Celle du fret ferroviaire fait mouche et se distingue par son univers à mille lieues du monde des rails huilés. Après le choc initial insufflé par cette identité moderne et vive, elle marquera longtemps les esprits et le paysage des transports ferroviaires britanniques, et en dissipera les souvenirs ternes. Au point de devenir les trains préférés des designers.

railfreit-identite

D'une part parce que le secteur du fret est loin d'être le plus glamour, et parce qu'il traversait à l'époque (c'est toujours le cas) des difficultés financières. Ces trains qui transportaient charbon, pétrole et autres marchandises faisaient plutôt profil bas et passaient inaperçus, parce qu'ils représentaient le côté obscur de la compagnie. C'est l'agence Roundel Design Group qui se charge en 1987 d'ajouter un peu de couleur à ces trains naturellement gris métallisés.

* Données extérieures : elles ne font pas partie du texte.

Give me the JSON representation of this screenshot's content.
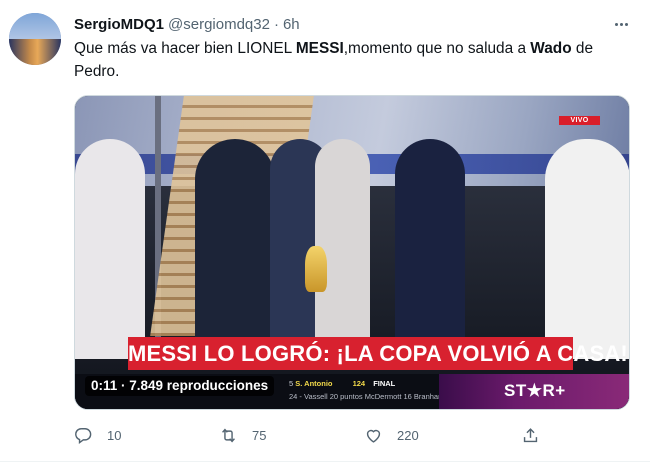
{
  "author": {
    "display_name": "SergioMDQ1",
    "handle": "@sergiomdq32",
    "separator": "·",
    "time": "6h",
    "avatar_icon": "avatar-image"
  },
  "tweet": {
    "text_part1": "Que más va hacer bien LIONEL ",
    "text_bold1": "MESSI",
    "text_part2": ",momento que no saluda a ",
    "text_bold2": "Wado",
    "text_part3": " de Pedro."
  },
  "media": {
    "live_badge": "VIVO",
    "headline": "MESSI LO LOGRÓ: ¡LA COPA VOLVIÓ A CASA!",
    "views_label": "0:11 · 7.849 reproducciones",
    "ticker_team": "S. Antonio",
    "ticker_prefix": "5",
    "ticker_score": "124",
    "ticker_final": "FINAL",
    "ticker_line2": "24 - Vassell 20 puntos   McDermott 16   Branham 14",
    "brand": "ST★R+"
  },
  "actions": {
    "reply_count": "10",
    "retweet_count": "75",
    "like_count": "220"
  },
  "colors": {
    "secondary_text": "#536471",
    "banner_red": "#d8212f"
  }
}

Le fret se sous-divise à nouveau en six catégories, un peu comme un royaume qui régnerait sur 6 principautés dont chacune porte un blason singulier : charbon, construction, distribution, général, métal, pétrole. De couleurs vives et géométriques, ces insignes faisaient plus penser à des armoiries qu'aux cocardes de l'aviation de la seconde guerre dont ils étaient censés s'inspirer. Néanmoins, on raconte que c'est l'insigne de l'aviation polonaise, avec ses carreaux rouges et blanc, qui inspire l'équipe de Roundel.

Le coin coloré dans l'angle gauche sert à la fois de flèche dans un élan positif, et permet de créer visuellement un F -pour Fret- avec les motifs du carré coloré en juxtaposition. D'une façon minimaliste à la manière d'un logotype, ces carrés représentent les caractéristiques des matériaux transportés. Dans l'ordre de gauche à droite, 1e ligne : général, distribution, charbon 2e ligne : pétrole, construction, métaux. On reconnait le noir et la forme du charbon, les vagues du pétrole liquide, les pliures du métal, ou les blocs de construction.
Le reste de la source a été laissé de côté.